Par Mathieu Pigeon, sous la supervision de Dominique Marquis, directrice de stage, Université du Québec à Montréal


La médecine et les soins de santé ont évolué rapidement depuis le début du 20e siècle. Plusieurs découvertes majeures dans le domaine de la médecine ont permis de faire des progrès en matière d'hygiène, de connaissance scientifique et de technologie. Dans la seconde moitié du 20e siècle, plusieurs sociétés occidentales mettent en place un système de santé public et universel. Au Canada et au Québec, ces avancées permettront à la population de recevoir gratuitement des soins de santé et des services sociaux.


Un système privé

Avant les années 1960, même si la santé est de juridiction provinciale, l'État québécois est à peu près absent du domaine de la santé, qui est plutôt l'affaire du domaine privé. L'État ne s'occupe que des plus démunis, ce qui laisse la grande majorité des citoyens sans protection sociale. Les communautés religieuses occupent une place centrale dans le soin des malades et administrent la plupart des hôpitaux québécois. Les campagnes de sensibilisation et de vaccination sont souvent orchestrées par les municipalités. Dès le début du 20e siècle, ces dernières sont très préoccupées par les questions d'hygiène, surtout dans les vieux quartiers ouvriers où les services d'égouts et d'aqueduc sont déficients et où les logements sont souvent surpeuplés et insalubres. La création des Gouttes de lait, en 1911, programme qui offre des conseils aux mères et leur fournit du lait de bonne qualité pour leurs nourrissons, est un bon exemple de la volonté des autorités d'améliorer le bilan de santé de tous les citoyens. À la veille des années 1960, près de la moitié de la population québécoise n'a pas d'assurance médicale privée et ne peut se permettre un séjour médical prolongé ou une opération coûteuse.

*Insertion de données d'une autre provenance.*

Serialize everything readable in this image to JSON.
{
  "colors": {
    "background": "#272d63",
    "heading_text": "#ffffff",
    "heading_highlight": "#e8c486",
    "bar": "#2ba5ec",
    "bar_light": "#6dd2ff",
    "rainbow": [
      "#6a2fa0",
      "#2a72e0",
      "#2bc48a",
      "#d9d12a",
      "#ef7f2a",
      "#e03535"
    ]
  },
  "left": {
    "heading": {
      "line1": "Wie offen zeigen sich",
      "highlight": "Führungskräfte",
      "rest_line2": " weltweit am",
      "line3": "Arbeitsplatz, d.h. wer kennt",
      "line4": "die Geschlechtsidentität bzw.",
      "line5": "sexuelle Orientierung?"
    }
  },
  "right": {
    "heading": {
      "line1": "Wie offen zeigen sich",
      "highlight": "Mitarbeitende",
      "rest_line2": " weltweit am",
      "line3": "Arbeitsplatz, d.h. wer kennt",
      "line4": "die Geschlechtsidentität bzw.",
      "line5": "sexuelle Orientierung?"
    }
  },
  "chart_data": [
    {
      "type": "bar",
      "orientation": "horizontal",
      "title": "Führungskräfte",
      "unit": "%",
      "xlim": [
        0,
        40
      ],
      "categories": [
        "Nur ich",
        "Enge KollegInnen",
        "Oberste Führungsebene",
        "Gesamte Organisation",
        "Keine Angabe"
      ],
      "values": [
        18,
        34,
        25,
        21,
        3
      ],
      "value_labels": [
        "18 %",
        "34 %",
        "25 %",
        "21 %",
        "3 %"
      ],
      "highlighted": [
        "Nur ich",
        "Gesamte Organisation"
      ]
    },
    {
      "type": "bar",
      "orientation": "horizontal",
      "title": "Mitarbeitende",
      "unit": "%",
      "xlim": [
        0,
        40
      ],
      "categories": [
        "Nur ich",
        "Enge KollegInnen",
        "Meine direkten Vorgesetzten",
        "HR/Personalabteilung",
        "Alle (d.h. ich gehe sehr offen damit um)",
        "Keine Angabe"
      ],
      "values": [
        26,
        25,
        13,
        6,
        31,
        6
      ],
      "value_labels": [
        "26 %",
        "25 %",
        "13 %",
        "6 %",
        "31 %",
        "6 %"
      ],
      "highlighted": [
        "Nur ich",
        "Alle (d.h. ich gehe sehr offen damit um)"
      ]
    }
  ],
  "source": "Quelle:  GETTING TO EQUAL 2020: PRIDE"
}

Le Québec en meilleure santé

Malgré les faiblesses du système de santé québécois, les conditions sanitaires s'améliorent grandement au Québec après la Seconde Guerre mondiale (1939-1945). Ainsi, alors qu'en 1941, la tuberculose tue près de 81 personnes sur 1000, en 1961, les décès liés à cette maladie ne sont plus que de 7 sur 1000. Ces gains sur la maladie sont en partie dus aux progrès de la recherche médicale et à l'utilisation de nouvelles technologies. C'est à cette époque, par exemple, que l'utilisation d'antibiotiques est généralisée. Ces nouveautés exigent des médecins et des infirmières une formation plus poussée. La période de l'après-guerre est également celle où le Québec construit le plus d'hôpitaux. Leur nombre fait plus que doubler entre 1945 et 1960. À la fin de cette période, la médecine se pratique généralement à l'hôpital. L'un des meilleurs exemples de cette nouvelle situation est la médicalisation des naissances. Le nombre de femmes qui accouchent à l'hôpital connaît une progression fulgurante, passant de seulement 16 % en 1940 à plus de 98 % en 1965.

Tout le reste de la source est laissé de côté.